Recall that in the Parable of the Sheep and the Goats Jesus has foretold His coming in glory to sit upon the throne of His glory. But as we have seen, His glory is not at all like the glory of the kings of this world, in as much as His kingdom is also not at all like theirs. Throughout His ministry Jesus referred to Himself as the Son of Man, as He has just done in the previous verses; what term does Jesus in the parable now, finally, for the first time use to refer to Himself? See Mat 25:34. Also recall that earlier in His ministry Jesus had resisted an attempt by those who were impressed with His miracles to take Him by force to be king, because He understood the type of king that as sinful men they were seeking was not the king that could lead them into the true righteousness, peace and joy they wanted and that He came to give them; see Joh 6:14-15 and cf. Joh 2:23-25. In light of what we have come to understand about the nature of His glory, what is the significance that Jesus is now, finally, after being rejected by the worldly leaders of the Jews and about to be crucified, clearly assuming the title of King? Cf. Psa 2:6, Isa 9:7, Jer 23:5-6, Zec 9:9-10, Mat 21:5, 27:11,29,37,42, Joh 19:12-16. What does this again remind us about the nature of Jesus’ reign as King in righteousness and truth and the way He conquers His enemies that is so much more glorious than the way the kings of this age conquer theirs? By conquering His enemies through the sacrifice of Himself, how does He also entirely preserve their free will, so that He can also be perfectly just in extending mercy and forgiveness if they repent, but judge them in complete righteousness for their deeds done according to their own free will if they do not? Think: are the kings of this world ever perfectly just or completely righteous in their exercise of coercion to conquer their enemies?
Who does the King address first in His judgment upon the nations—the sheep on His right or the goats on His left? What is the significance that the goats who pushed with side and shoulder and thrust at all the weak with their horns (Eze 34:21) are addressed last? See Luk 13:30, and consider that those on the left would have had opportunity to see the reward of the righteous, adding to their eternal torment (cf. Luk 13:25-29) and were perhaps even deceived by the false hope within them about their own reward, which they expected, according to the spirit of the world, would be even greater; see Mat 19:30, 20:8-16, cf. Est 5:4,8,12-14, 6:6-12.
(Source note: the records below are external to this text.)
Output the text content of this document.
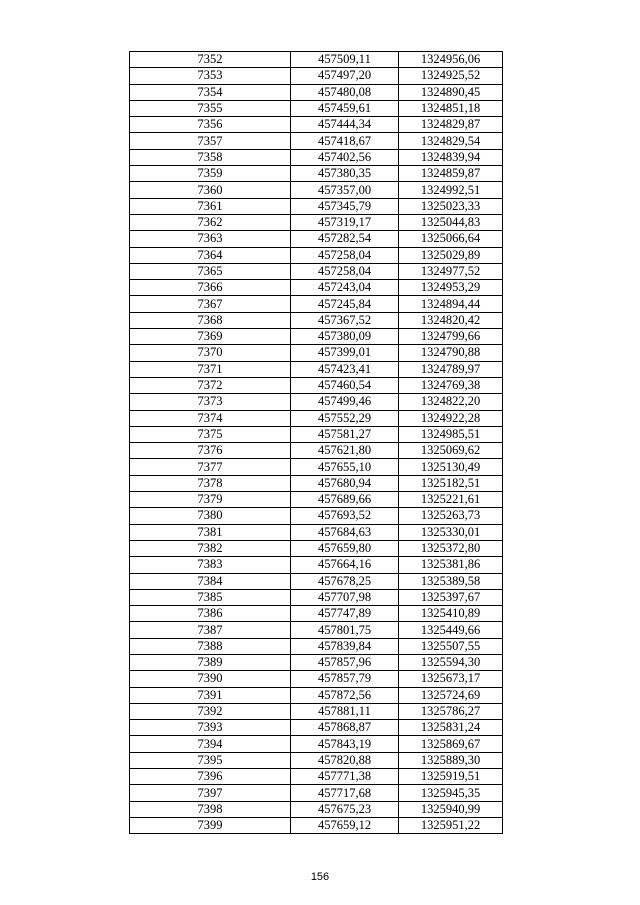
7352	457509,11	1324956,06
7353	457497,20	1324925,52
7354	457480,08	1324890,45
7355	457459,61	1324851,18
7356	457444,34	1324829,87
7357	457418,67	1324829,54
7358	457402,56	1324839,94
7359	457380,35	1324859,87
7360	457357,00	1324992,51
7361	457345,79	1325023,33
7362	457319,17	1325044,83
7363	457282,54	1325066,64
7364	457258,04	1325029,89
7365	457258,04	1324977,52
7366	457243,04	1324953,29
7367	457245,84	1324894,44
7368	457367,52	1324820,42
7369	457380,09	1324799,66
7370	457399,01	1324790,88
7371	457423,41	1324789,97
7372	457460,54	1324769,38
7373	457499,46	1324822,20
7374	457552,29	1324922,28
7375	457581,27	1324985,51
7376	457621,80	1325069,62
7377	457655,10	1325130,49
7378	457680,94	1325182,51
7379	457689,66	1325221,61
7380	457693,52	1325263,73
7381	457684,63	1325330,01
7382	457659,80	1325372,80
7383	457664,16	1325381,86
7384	457678,25	1325389,58
7385	457707,98	1325397,67
7386	457747,89	1325410,89
7387	457801,75	1325449,66
7388	457839,84	1325507,55
7389	457857,96	1325594,30
7390	457857,79	1325673,17
7391	457872,56	1325724,69
7392	457881,11	1325786,27
7393	457868,87	1325831,24
7394	457843,19	1325869,67
7395	457820,88	1325889,30
7396	457771,38	1325919,51
7397	457717,68	1325945,35
7398	457675,23	1325940,99
7399	457659,12	1325951,22
156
How does the King describe those on His right whom He addresses first? See Mat 25:34. How does that contrast with how those on His left are later described? See Mat 25:41. What is the significance of being blessed, or cursed, not just by a great King, but by the Father of the King? Recall the blessings and curses of the law of Moses in Deut 28 and see Heb 8:6, 2:1-3, 1Ki 2:5-9; cf. Joh 8:29. Who had Jesus earlier taught were blessed in regard to the kingdom He came to establish on earth as it is in heaven? See Mat 5:3-12, Luk 11:28. What does this remind us about how one comes to be a sheep, sorted to the King’s right, and blessed of the heavenly Father? See Act 3:26; cf. Gen 12:2-3, Deut 11:26-28, Joh 3:3, Gal 3:13-14. In what way do the verses that follow also illustrate this important truth? See Mat 25:35-36.
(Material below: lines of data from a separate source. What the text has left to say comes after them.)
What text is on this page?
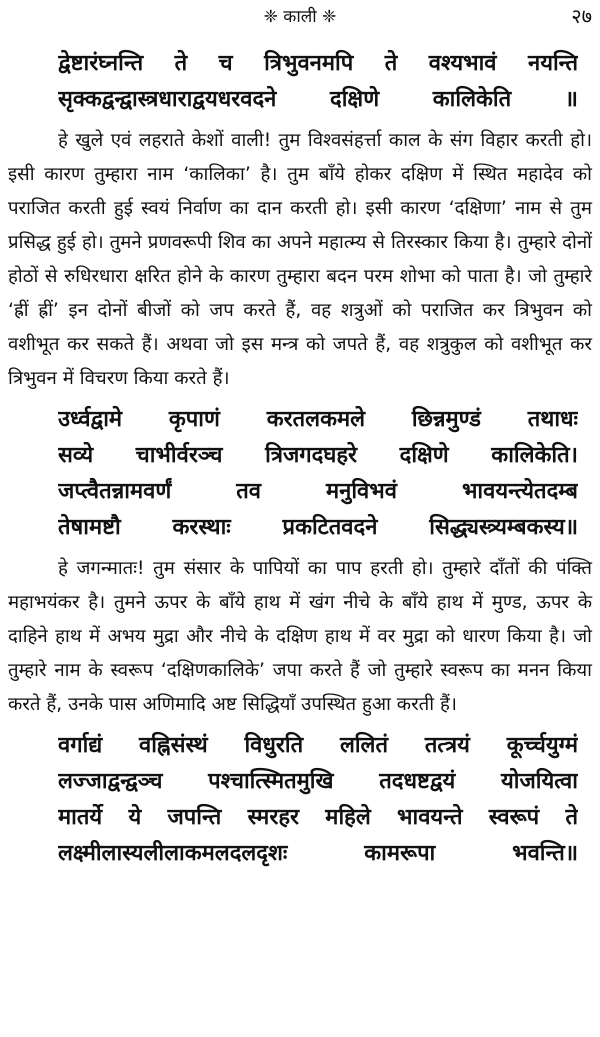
❈ काली ❈	२७

द्वेष्टारंघ्नन्ति ते च त्रिभुवनमपि ते वश्यभावं नयन्ति

सृक्कद्वन्द्वास्त्रधाराद्वयधरवदने दक्षिणे कालिकेति ॥

हे खुले एवं लहराते केशों वाली! तुम विश्वसंहर्त्ता काल के संग विहार करती हो। इसी कारण तुम्हारा नाम ‘कालिका’ है। तुम बाँये होकर दक्षिण में स्थित महादेव को पराजित करती हुई स्वयं निर्वाण का दान करती हो। इसी कारण ‘दक्षिणा’ नाम से तुम प्रसिद्ध हुई हो। तुमने प्रणवरूपी शिव का अपने महात्म्य से तिरस्कार किया है। तुम्हारे दोनों होठों से रुधिरधारा क्षरित होने के कारण तुम्हारा बदन परम शोभा को पाता है। जो तुम्हारे ‘ह्रीं ह्रीं’ इन दोनों बीजों को जप करते हैं, वह शत्रुओं को पराजित कर त्रिभुवन को वशीभूत कर सकते हैं। अथवा जो इस मन्त्र को जपते हैं, वह शत्रुकुल को वशीभूत कर त्रिभुवन में विचरण किया करते हैं।

उर्ध्वद्वामे कृपाणं करतलकमले छिन्नमुण्डं तथाधः

सव्ये चाभीर्वरञ्च त्रिजगदघहरे दक्षिणे कालिकेति।

जप्त्वैतन्नामवर्णं तव मनुविभवं भावयन्त्येतदम्ब

तेषामष्टौ करस्थाः प्रकटितवदने सिद्ध्यस्त्र्यम्बकस्य॥

हे जगन्मातः! तुम संसार के पापियों का पाप हरती हो। तुम्हारे दाँतों की पंक्ति महाभयंकर है। तुमने ऊपर के बाँये हाथ में खंग नीचे के बाँये हाथ में मुण्ड, ऊपर के दाहिने हाथ में अभय मुद्रा और नीचे के दक्षिण हाथ में वर मुद्रा को धारण किया है। जो तुम्हारे नाम के स्वरूप ‘दक्षिणकालिके’ जपा करते हैं जो तुम्हारे स्वरूप का मनन किया करते हैं, उनके पास अणिमादि अष्ट सिद्धियाँ उपस्थित हुआ करती हैं।

वर्गाद्यं वह्निसंस्थं विधुरति ललितं तत्त्रयं कूर्च्चयुग्मं

लज्जाद्वन्द्वञ्च पश्चात्स्मितमुखि तदधष्टद्वयं योजयित्वा

मातर्ये ये जपन्ति स्मरहर महिले भावयन्ते स्वरूपं ते

लक्ष्मीलास्यलीलाकमलदलदृशः कामरूपा भवन्ति॥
What does the King in the parable say to the sheep on His right who are blessed of His Father? See Mat 25:34. How does this again emphasize the reward with which Jesus has been encouraging His disciples to keep watch and be on the alert in a way that contrasts with how the scribes and Pharisees and other unbelieving Jews had failed to do so? See Mat 24:45-47, Mat 25:10,21,23. As the glory of the King who suffered and died for His people to establish His kingdom in righteousness and truth is so very different from the glory of the kings and kingdoms of the world, is it surprising that those who are referred to as sheep would be the ones to inherit it? What does it mean to be a sheep? Is being a sheep in God’s kingdom the same as being a “sheeple” in the kingdoms of the world? Whereas “sheeple” are easily influenced and controlled by the ruling power because they follow the herd and passively submit to any authority, who do the sheep of God’s kingdom follow, and to what authority do they submit themselves? Cf. Joh 10:2-5, Act 4:18-20, 5:27-29. Are those who follow Christ as sheep, who are docile and don’t retaliate but look to their shepherd as their only defense in a world of wolves, any less despised than sheeple? Although sheep are despised by the world, even as Christ was, are they so in the kingdom of God? Again, what does this remind us about how the glory of Christ and His kingdom that His people will inherit is very different from the glory of the kingdoms of this world?